可以先设置save_strategy=5,看一下输出的路径在哪里。curl是指加载你自己lora后的模型吗?这个需要你合并模型后将相应部分推到modelscope或者hf上才可以的。

@waynetest2024
Copy link
Author

好的,我再试一下。之前试过调用save_pretrained()一直报错,提示不是json格式。
curl指的是“ChatGLM3-6B FastApi 部署调用”这一章里面介绍的办法,不过这个应该不是大问题,主要是前一步没有解决。
感谢回复!

@waynetest2024
Copy link
Author

可以先设置save_strategy=5,看一下输出的路径在哪里。curl是指加载你自己lora后的模型吗?这个需要你合并模型后将相应部分推到modelscope或者hf上才可以的。

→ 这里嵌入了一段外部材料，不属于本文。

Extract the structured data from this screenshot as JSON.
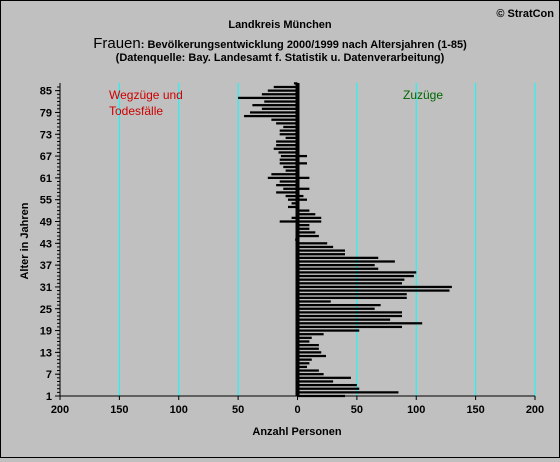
{
  "copyright": "© StratCon",
  "title": {
    "line1": "Landkreis München",
    "prefix": "Frauen",
    "line2": ": Bevölkerungsentwicklung 2000/1999  nach Altersjahren (1-85)",
    "line3": "(Datenquelle: Bay. Landesamt f. Statistik u. Datenverarbeitung)"
  },
  "colors": {
    "background": "#c0c0c0",
    "plot": "#c0c0c0",
    "bars": "#000000",
    "grid": "#00ffff",
    "left_label": "#cc0000",
    "right_label": "#006600"
  },
  "chart_data": {
    "type": "bar",
    "orientation": "horizontal",
    "xlabel": "Anzahl Personen",
    "ylabel": "Alter in Jahren",
    "xlim": [
      -200,
      200
    ],
    "x_ticks": [
      -200,
      -150,
      -100,
      -50,
      0,
      50,
      100,
      150,
      200
    ],
    "x_tick_labels": [
      "200",
      "150",
      "100",
      "50",
      "0",
      "50",
      "100",
      "150",
      "200"
    ],
    "y_ticks": [
      1,
      7,
      13,
      19,
      25,
      31,
      37,
      43,
      49,
      55,
      61,
      67,
      73,
      79,
      85
    ],
    "grid_vertical": true,
    "left_label_lines": [
      "Wegzüge und",
      "Todesfälle"
    ],
    "right_label": "Zuzüge",
    "ages": [
      1,
      2,
      3,
      4,
      5,
      6,
      7,
      8,
      9,
      10,
      11,
      12,
      13,
      14,
      15,
      16,
      17,
      18,
      19,
      20,
      21,
      22,
      23,
      24,
      25,
      26,
      27,
      28,
      29,
      30,
      31,
      32,
      33,
      34,
      35,
      36,
      37,
      38,
      39,
      40,
      41,
      42,
      43,
      44,
      45,
      46,
      47,
      48,
      49,
      50,
      51,
      52,
      53,
      54,
      55,
      56,
      57,
      58,
      59,
      60,
      61,
      62,
      63,
      64,
      65,
      66,
      67,
      68,
      69,
      70,
      71,
      72,
      73,
      74,
      75,
      76,
      77,
      78,
      79,
      80,
      81,
      82,
      83,
      84,
      85,
      86,
      87
    ],
    "values": [
      40,
      85,
      52,
      50,
      30,
      45,
      22,
      18,
      8,
      10,
      12,
      24,
      20,
      18,
      18,
      10,
      12,
      22,
      52,
      88,
      105,
      78,
      88,
      88,
      65,
      70,
      28,
      92,
      92,
      128,
      130,
      88,
      90,
      98,
      100,
      68,
      65,
      82,
      68,
      40,
      40,
      30,
      25,
      0,
      18,
      15,
      10,
      10,
      20,
      20,
      15,
      10,
      0,
      0,
      8,
      5,
      0,
      10,
      0,
      0,
      10,
      0,
      0,
      0,
      8,
      0,
      8,
      0,
      0,
      0,
      0,
      0,
      0,
      0,
      0,
      0,
      0,
      0,
      0,
      0,
      0,
      0,
      0,
      0,
      0,
      0,
      0
    ],
    "values_neg": [
      0,
      0,
      0,
      0,
      0,
      0,
      0,
      0,
      0,
      0,
      0,
      0,
      0,
      0,
      0,
      0,
      0,
      0,
      0,
      0,
      0,
      0,
      0,
      0,
      0,
      0,
      0,
      0,
      0,
      0,
      0,
      0,
      0,
      0,
      0,
      0,
      0,
      0,
      0,
      0,
      0,
      0,
      0,
      -2,
      0,
      0,
      0,
      0,
      -15,
      -5,
      0,
      0,
      -8,
      -5,
      -8,
      -10,
      -18,
      -12,
      -18,
      -15,
      -25,
      -22,
      -10,
      -12,
      -15,
      -15,
      -14,
      -16,
      -20,
      -18,
      -18,
      -10,
      -15,
      -15,
      -12,
      -18,
      -22,
      -45,
      -40,
      -30,
      -38,
      -28,
      -50,
      -30,
      -25,
      -20,
      -3
    ]
  }
}
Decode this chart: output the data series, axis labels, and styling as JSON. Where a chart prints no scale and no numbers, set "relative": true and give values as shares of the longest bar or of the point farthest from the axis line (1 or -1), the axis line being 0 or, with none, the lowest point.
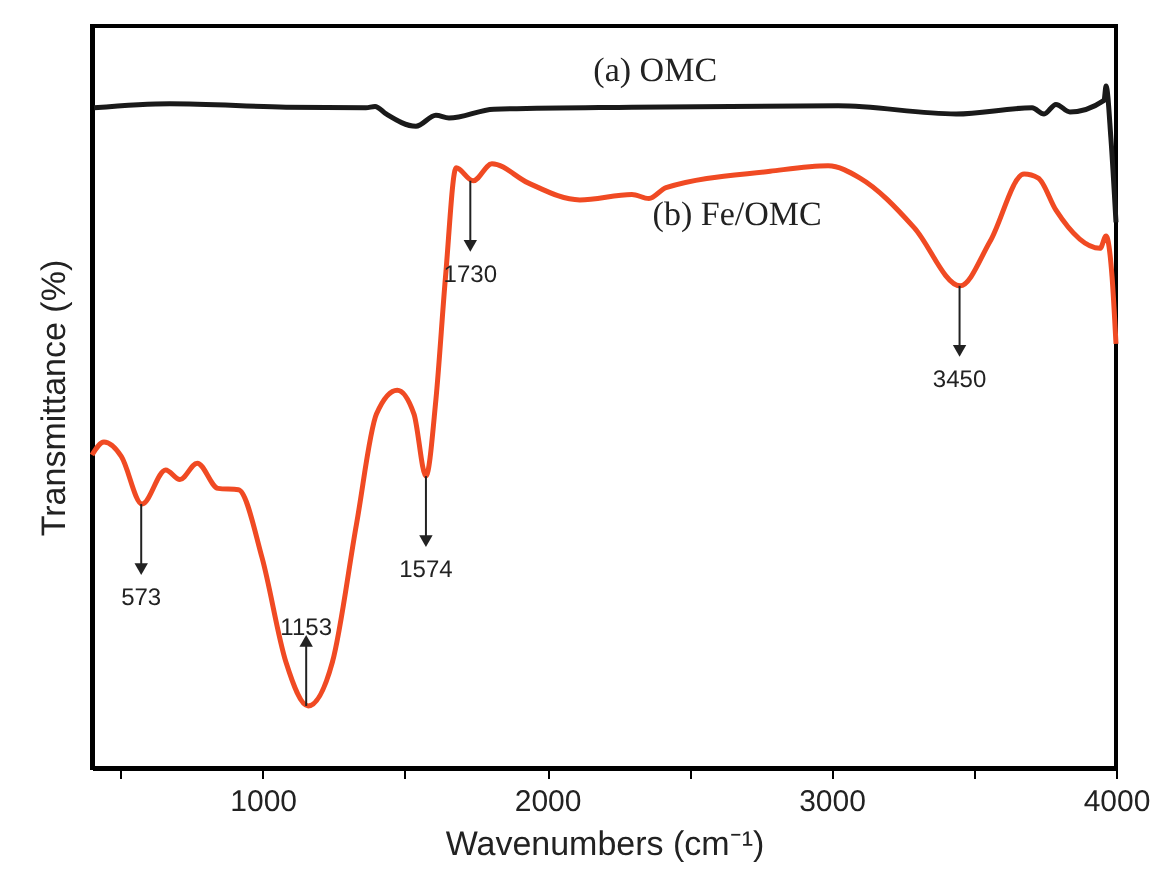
{
  "chart_data": {
    "type": "line",
    "relative": true,
    "xlabel": "Wavenumbers (cm⁻¹)",
    "ylabel": "Transmittance (%)",
    "xlim": [
      400,
      4000
    ],
    "xticks": [
      {
        "value": 500,
        "label": null
      },
      1000,
      {
        "value": 1500,
        "label": null
      },
      2000,
      {
        "value": 2500,
        "label": null
      },
      3000,
      {
        "value": 3500,
        "label": null
      },
      4000
    ],
    "grid": false,
    "legend": false,
    "marker": "none",
    "line_style": "solid",
    "series": [
      {
        "name": "(a) OMC",
        "color": "#1a1a1a",
        "x": [
          407,
          674,
          1082,
          1363,
          1395,
          1434,
          1539,
          1609,
          1655,
          1813,
          2298,
          3023,
          3438,
          3705,
          3747,
          3789,
          3838,
          3958,
          3965,
          3982,
          4000
        ],
        "values": [
          0.968,
          0.974,
          0.969,
          0.968,
          0.97,
          0.959,
          0.941,
          0.957,
          0.953,
          0.966,
          0.969,
          0.971,
          0.959,
          0.968,
          0.959,
          0.973,
          0.962,
          0.979,
          1.0,
          0.924,
          0.8
        ]
      },
      {
        "name": "(b) Fe/OMC",
        "color": "#f04a23",
        "x": [
          400,
          442,
          503,
          576,
          659,
          709,
          770,
          843,
          915,
          998,
          1082,
          1160,
          1245,
          1330,
          1400,
          1473,
          1532,
          1574,
          1609,
          1643,
          1680,
          1740,
          1806,
          1933,
          2115,
          2298,
          2358,
          2418,
          2784,
          2988,
          3100,
          3291,
          3452,
          3557,
          3677,
          3727,
          3789,
          3944,
          3965,
          3986,
          4000
        ],
        "values": [
          0.459,
          0.478,
          0.457,
          0.387,
          0.437,
          0.423,
          0.447,
          0.41,
          0.408,
          0.308,
          0.155,
          0.091,
          0.155,
          0.358,
          0.519,
          0.554,
          0.519,
          0.428,
          0.54,
          0.721,
          0.88,
          0.861,
          0.886,
          0.858,
          0.833,
          0.841,
          0.835,
          0.851,
          0.875,
          0.883,
          0.865,
          0.792,
          0.707,
          0.772,
          0.871,
          0.865,
          0.818,
          0.762,
          0.78,
          0.721,
          0.622
        ]
      }
    ],
    "annotations": [
      {
        "text": "573",
        "x": 573,
        "y": 0.387
      },
      {
        "text": "1153",
        "x": 1153,
        "y": 0.091
      },
      {
        "text": "1574",
        "x": 1574,
        "y": 0.428
      },
      {
        "text": "1730",
        "x": 1730,
        "y": 0.861
      },
      {
        "text": "3450",
        "x": 3450,
        "y": 0.707
      }
    ]
  }
}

现在这个参数改为save_strategy='epoch'了,不过加上去之后依然报错,报错信息如下。感觉像是版本的问题,不过python包我都是按照项目示例给的版本安装的。
Traceback (most recent call last):
File "train.py", line 79, in
trainer.train()
File "/root/miniconda3/lib/python3.8/site-packages/transformers/trainer.py", line 1539, in train
return inner_training_loop(
File "/root/miniconda3/lib/python3.8/site-packages/transformers/trainer.py", line 1944, in _inner_training_loop
self._maybe_log_save_evaluate(tr_loss, model, trial, epoch, ignore_keys_for_eval)
File "/root/miniconda3/lib/python3.8/site-packages/transformers/trainer.py", line 2302, in _maybe_log_save_evaluate
self._save_checkpoint(model, trial, metrics=metrics)
File "/root/miniconda3/lib/python3.8/site-packages/transformers/trainer.py", line 2378, in _save_checkpoint
self.save_model(staging_output_dir, _internal_call=True)
File "/root/miniconda3/lib/python3.8/site-packages/transformers/trainer.py", line 2886, in save_model
self._save(output_dir)
File "/root/miniconda3/lib/python3.8/site-packages/transformers/trainer.py", line 2958, in _save
self.model.save_pretrained(
File "/root/miniconda3/lib/python3.8/site-packages/peft/peft_model.py", line 201, in save_pretrained
peft_config.save_pretrained(output_dir, auto_mapping_dict=auto_mapping_dict)
File "/root/miniconda3/lib/python3.8/site-packages/peft/utils/config.py", line 92, in save_pretrained
writer.write(json.dumps(output_dict, indent=2, sort_keys=True))
File "/root/miniconda3/lib/python3.8/json/init.py", line 234, in dumps
return cls(
File "/root/miniconda3/lib/python3.8/json/encoder.py", line 201, in encode
chunks = list(chunks)
File "/root/miniconda3/lib/python3.8/json/encoder.py", line 431, in _iterencode
yield from _iterencode_dict(o, _current_indent_level)
File "/root/miniconda3/lib/python3.8/json/encoder.py", line 405, in _iterencode_dict
yield from chunks
File "/root/miniconda3/lib/python3.8/json/encoder.py", line 438, in _iterencode
o = _default(o)
File "/root/miniconda3/lib/python3.8/json/encoder.py", line 179, in default
raise TypeError(f'Object of type {o.class.name} '
TypeError: Object of type set is not JSON serializable
100%|██████████| 466/466 [07:32<00:00, 1.03it/s]

@liyunhan
Copy link

@waynetest2024 我想知道您微调多大的模型,多少数据大概用了多久? 我1W的训练数据,LoRA微调qwen1.5-32b-chat在A6000上慢的要死....batch我设置的16,一个batch就恨不得一分钟

@waynetest2024
Copy link
Author

@waynetest2024 我想知道您微调多大的模型,多少数据大概用了多久? 我1W的训练数据,LoRA微调qwen1.5-32b-chat在A6000上慢的要死....batch我设置的16,一个batch就恨不得一分钟

就是demo里的模型和数据,chatglm3-6b、huanhuan.json,4090上几分钟跑一趟吧。我只是熟悉下基本流程,要求比较低

@Hongru0306
Copy link
Contributor

现在这个参数改为save_strategy='epoch'了,不过加上去之后依然报错,报错信息如下。感觉像是版本的问题,不过python包我都是按照项目示例给的版本安装的。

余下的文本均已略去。